Once she decided to attend seminary, her childhood commitment to hard work came in handy.
“Basically, all I did was study,” she says. “I started Friday night when I got home from work, would quit about midnight, and start up the next morning at 7 a.m. and go until 7 p.m. that night. Sunday, I’d go to church and then start studying again.”
Marilyn and Mark left their previous church and joined St. Paul’s Episcopal Church in The Dalles in 2001. The Episcopal denomination has had women priests since 1974. Much of Marilyn’s decision, she says, was influenced by her brother-in-law Jim Roth, who had been an Episcopalian for years.

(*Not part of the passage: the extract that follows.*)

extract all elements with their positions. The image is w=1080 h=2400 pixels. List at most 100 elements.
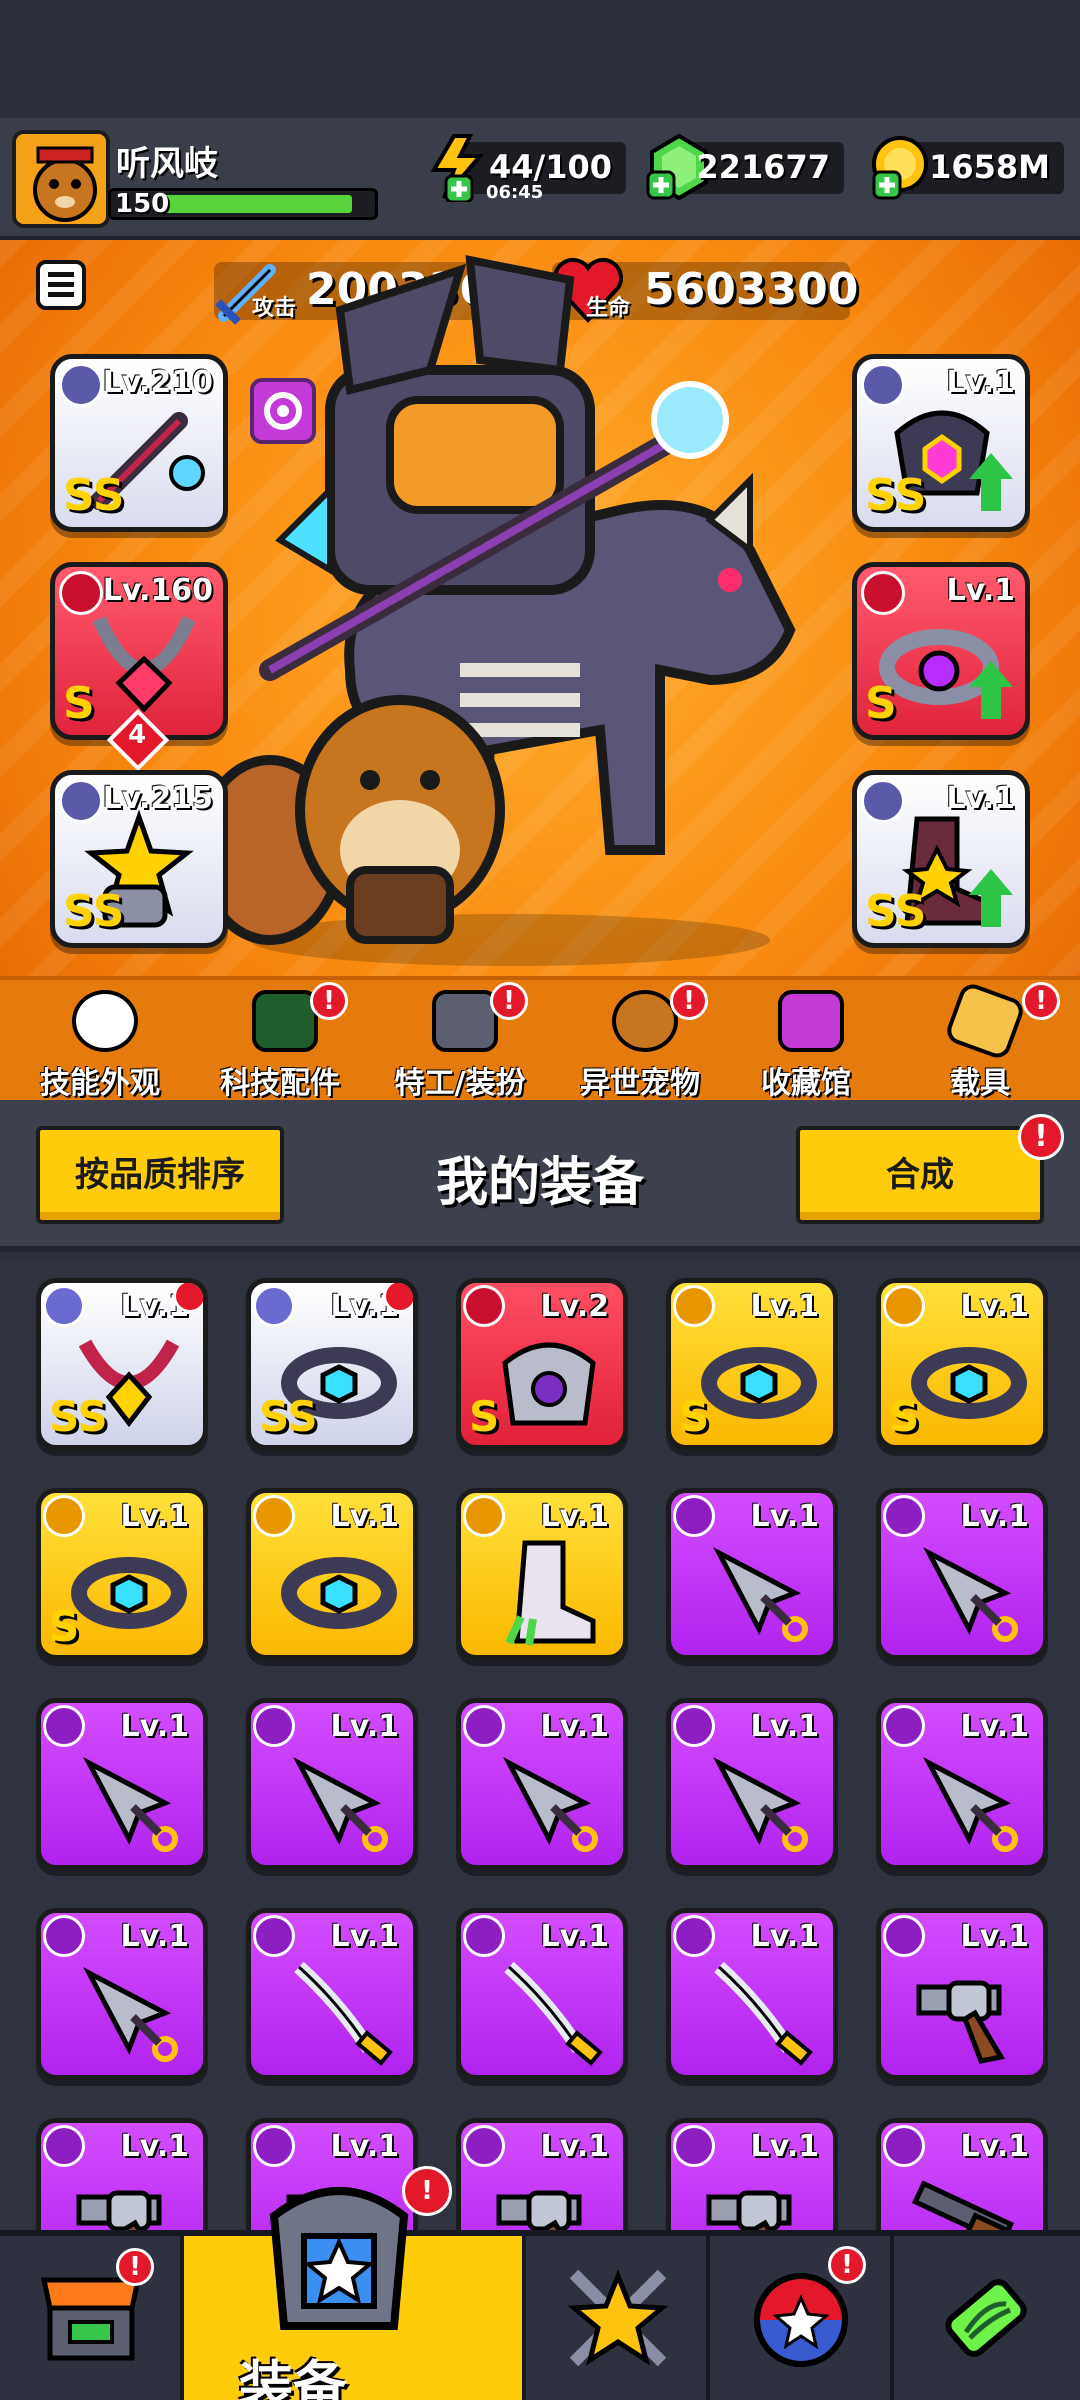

“Jim’s influence on me and Mark helped to broaden my ideas on what church could be like,” she says. “Attending St. Paul’s became more than just academic learning, but a sense of relationship was built for our emotional and spiritual growth to thrive also. Throughout this time period, I was also attending seminary, so between church and learning new theology, the Episcopal Church became a good fit.
“It’s this idea of God’s image being in all people. I think the Episcopal Church really does explore that with a gentle authenticity.”

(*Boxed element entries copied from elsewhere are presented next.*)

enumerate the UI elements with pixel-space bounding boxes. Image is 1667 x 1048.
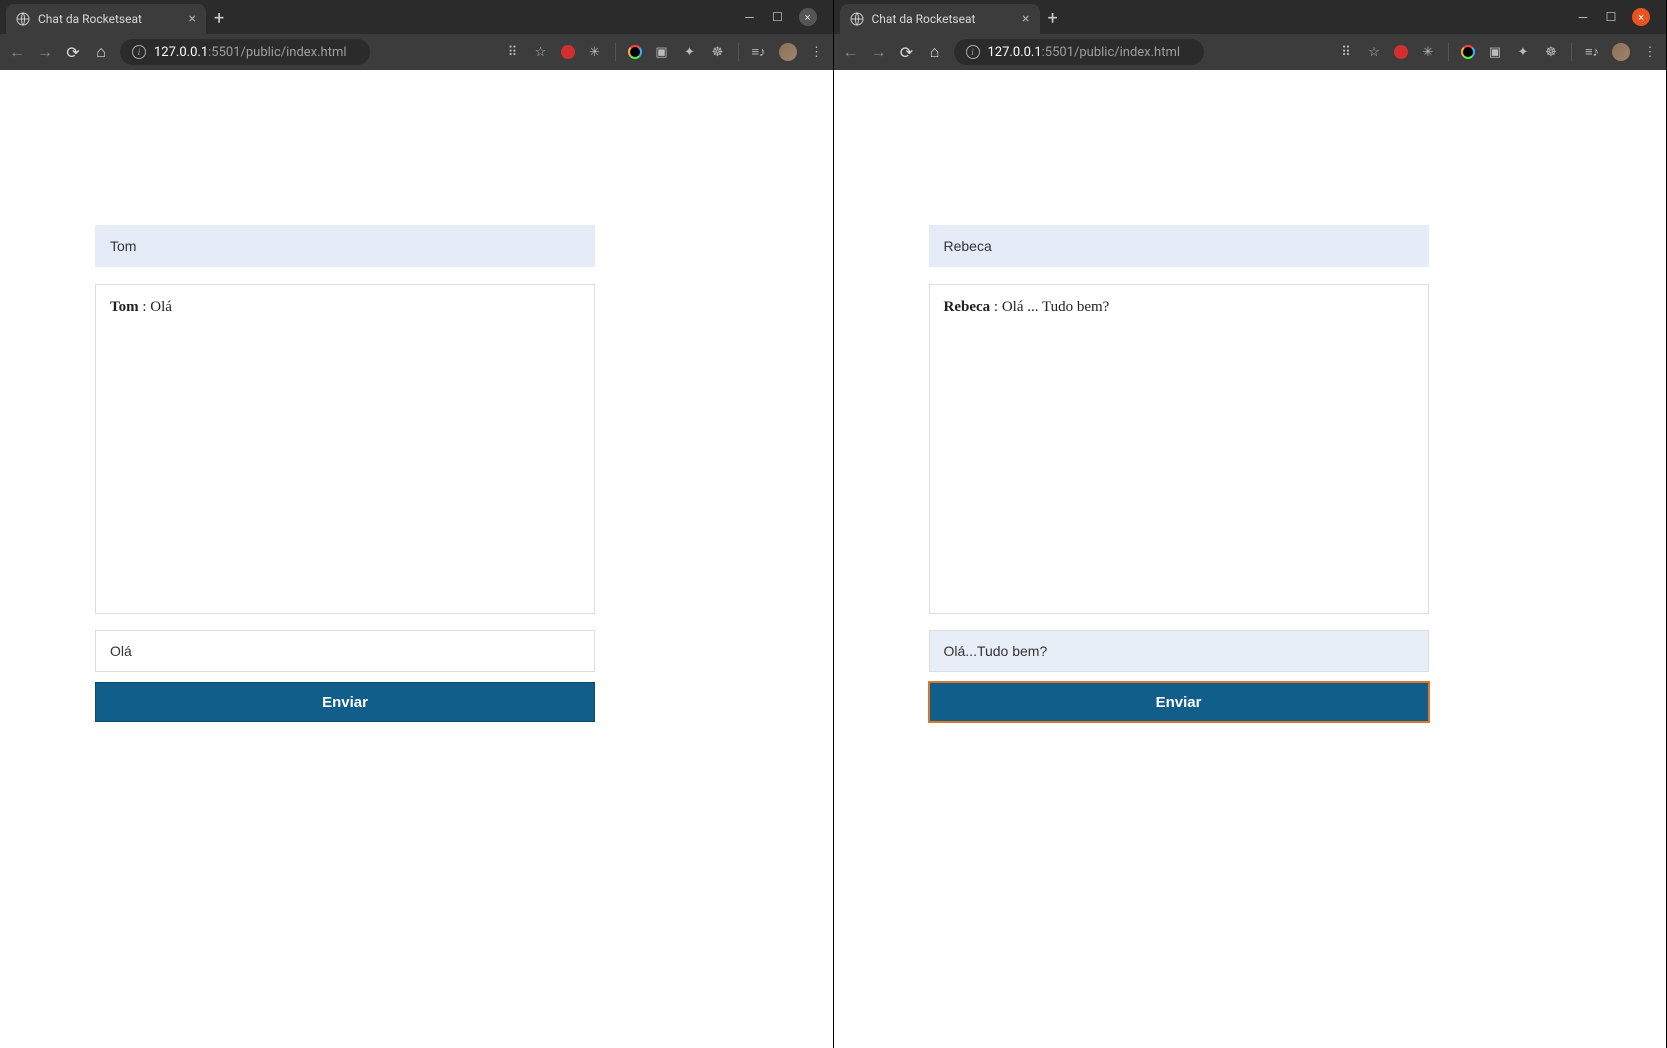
page-content: Tom : Olá Enviar — [0, 70, 833, 1048]
message-author: Rebeca — [944, 299, 991, 315]
maximize-icon[interactable]: ☐ — [771, 10, 785, 24]
extension-icons: ⠿ ☆ ✳ ▣ ✦ ☸ ≡♪ ⋮ — [505, 43, 825, 61]
message-text: Olá — [150, 299, 172, 315]
titlebar: Chat da Rocketseat × + ─ ☐ × — [0, 0, 833, 34]
extension-icons: ⠿ ☆ ✳ ▣ ✦ ☸ ≡♪ ⋮ — [1338, 43, 1658, 61]
send-button[interactable]: Enviar — [95, 682, 595, 722]
username-input[interactable] — [929, 225, 1429, 267]
chat-container: Rebeca : Olá ... Tudo bem? Enviar — [929, 225, 1429, 722]
back-icon[interactable]: ← — [842, 42, 860, 62]
home-icon[interactable]: ⌂ — [92, 42, 110, 62]
close-icon[interactable]: × — [189, 12, 196, 26]
messages-box: Tom : Olá — [95, 284, 595, 614]
extension-icon[interactable]: ▣ — [1487, 44, 1503, 60]
message-text: Olá ... Tudo bem? — [1002, 299, 1110, 315]
minimize-icon[interactable]: ─ — [743, 10, 757, 24]
extension-icon[interactable] — [628, 45, 642, 59]
separator — [1571, 43, 1572, 61]
chat-container: Tom : Olá Enviar — [95, 225, 595, 722]
extension-icon[interactable]: ✳ — [587, 44, 603, 60]
media-icon[interactable]: ≡♪ — [1584, 44, 1600, 60]
message-input[interactable] — [929, 630, 1429, 672]
window-controls: ─ ☐ × — [733, 8, 827, 26]
tab-strip: Chat da Rocketseat × + — [840, 0, 1567, 34]
window-controls: ─ ☐ × — [1566, 8, 1660, 26]
back-icon[interactable]: ← — [8, 42, 26, 62]
username-input[interactable] — [95, 225, 595, 267]
browser-window-left: Chat da Rocketseat × + ─ ☐ × ← → ⟳ ⌂ i 1… — [0, 0, 834, 1048]
address-bar[interactable]: i 127.0.0.1:5501/public/index.html — [120, 39, 370, 65]
new-tab-button[interactable]: + — [1040, 8, 1066, 29]
extension-icon[interactable]: ✦ — [1515, 44, 1531, 60]
close-window-button[interactable]: × — [799, 8, 817, 26]
globe-icon — [850, 12, 864, 26]
info-icon: i — [132, 45, 146, 59]
tab-strip: Chat da Rocketseat × + — [6, 0, 733, 34]
message-line: Rebeca : Olá ... Tudo bem? — [944, 299, 1414, 316]
separator — [1448, 43, 1449, 61]
browser-tab[interactable]: Chat da Rocketseat × — [6, 4, 206, 34]
extension-icon[interactable]: ✳ — [1420, 44, 1436, 60]
bookmark-icon[interactable]: ☆ — [533, 44, 549, 60]
message-author: Tom — [110, 299, 139, 315]
tab-title: Chat da Rocketseat — [872, 12, 976, 26]
page-content: Rebeca : Olá ... Tudo bem? Enviar — [834, 70, 1667, 1048]
reload-icon[interactable]: ⟳ — [898, 43, 916, 62]
tab-title: Chat da Rocketseat — [38, 12, 142, 26]
extension-icon[interactable]: ✦ — [682, 44, 698, 60]
menu-icon[interactable]: ⋮ — [1642, 44, 1658, 60]
send-button[interactable]: Enviar — [929, 682, 1429, 722]
messages-box: Rebeca : Olá ... Tudo bem? — [929, 284, 1429, 614]
toolbar: ← → ⟳ ⌂ i 127.0.0.1:5501/public/index.ht… — [0, 34, 833, 70]
extension-icon[interactable]: ▣ — [654, 44, 670, 60]
info-icon: i — [966, 45, 980, 59]
message-input[interactable] — [95, 630, 595, 672]
profile-avatar[interactable] — [779, 43, 797, 61]
toolbar: ← → ⟳ ⌂ i 127.0.0.1:5501/public/index.ht… — [834, 34, 1667, 70]
browser-tab[interactable]: Chat da Rocketseat × — [840, 4, 1040, 34]
reload-icon[interactable]: ⟳ — [64, 43, 82, 62]
url-text: 127.0.0.1:5501/public/index.html — [154, 45, 347, 60]
maximize-icon[interactable]: ☐ — [1604, 10, 1618, 24]
forward-icon[interactable]: → — [870, 42, 888, 62]
address-bar[interactable]: i 127.0.0.1:5501/public/index.html — [954, 39, 1204, 65]
extension-icon[interactable]: ☸ — [710, 44, 726, 60]
media-icon[interactable]: ≡♪ — [751, 44, 767, 60]
titlebar: Chat da Rocketseat × + ─ ☐ × — [834, 0, 1667, 34]
extension-icon[interactable] — [1394, 45, 1408, 59]
profile-avatar[interactable] — [1612, 43, 1630, 61]
minimize-icon[interactable]: ─ — [1576, 10, 1590, 24]
translate-icon[interactable]: ⠿ — [1338, 44, 1354, 60]
home-icon[interactable]: ⌂ — [926, 42, 944, 62]
browser-window-right: Chat da Rocketseat × + ─ ☐ × ← → ⟳ ⌂ i 1… — [834, 0, 1667, 1048]
close-icon[interactable]: × — [1022, 12, 1029, 26]
globe-icon — [16, 12, 30, 26]
new-tab-button[interactable]: + — [206, 8, 232, 29]
url-text: 127.0.0.1:5501/public/index.html — [988, 45, 1181, 60]
forward-icon[interactable]: → — [36, 42, 54, 62]
extension-icon[interactable] — [1461, 45, 1475, 59]
separator — [738, 43, 739, 61]
extension-icon[interactable]: ☸ — [1543, 44, 1559, 60]
message-separator: : — [994, 299, 1002, 315]
message-line: Tom : Olá — [110, 299, 580, 316]
menu-icon[interactable]: ⋮ — [809, 44, 825, 60]
bookmark-icon[interactable]: ☆ — [1366, 44, 1382, 60]
separator — [615, 43, 616, 61]
close-window-button[interactable]: × — [1632, 8, 1650, 26]
extension-icon[interactable] — [561, 45, 575, 59]
translate-icon[interactable]: ⠿ — [505, 44, 521, 60]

Marilyn became ordained first as a deacon in 2014 and a priest in September 2017. She served in both The Dalles and at St. Mark’s Episcopal in Hood River.
In July 2018, she was hired to fill in as a priest at St. Paul’s Episcopal Church in The Dalles. She still serves in that capacity.
“I love being a priest, just as I thrived at being a publisher of a newspaper,” Marilyn says. “I love exploring salvation history from different perspectives because I’ve learned firsthand that Jesus’ command to love God and others is an ongoing duty to both God and my neighbor.”
Marilyn reflects on her two careers.
“With newspapers, I don’t think there’s any occupation that bubbles with such live energy,” she says. “A newspaper is about telling the stories in a community. So that shift from a newspaper storyline to honoring and respecting the stories in people’s lives really hasn’t shifted for me as a priest. The only difference is, I am free to talk about God. I love it. There’s nothing I don’t love about being a priest.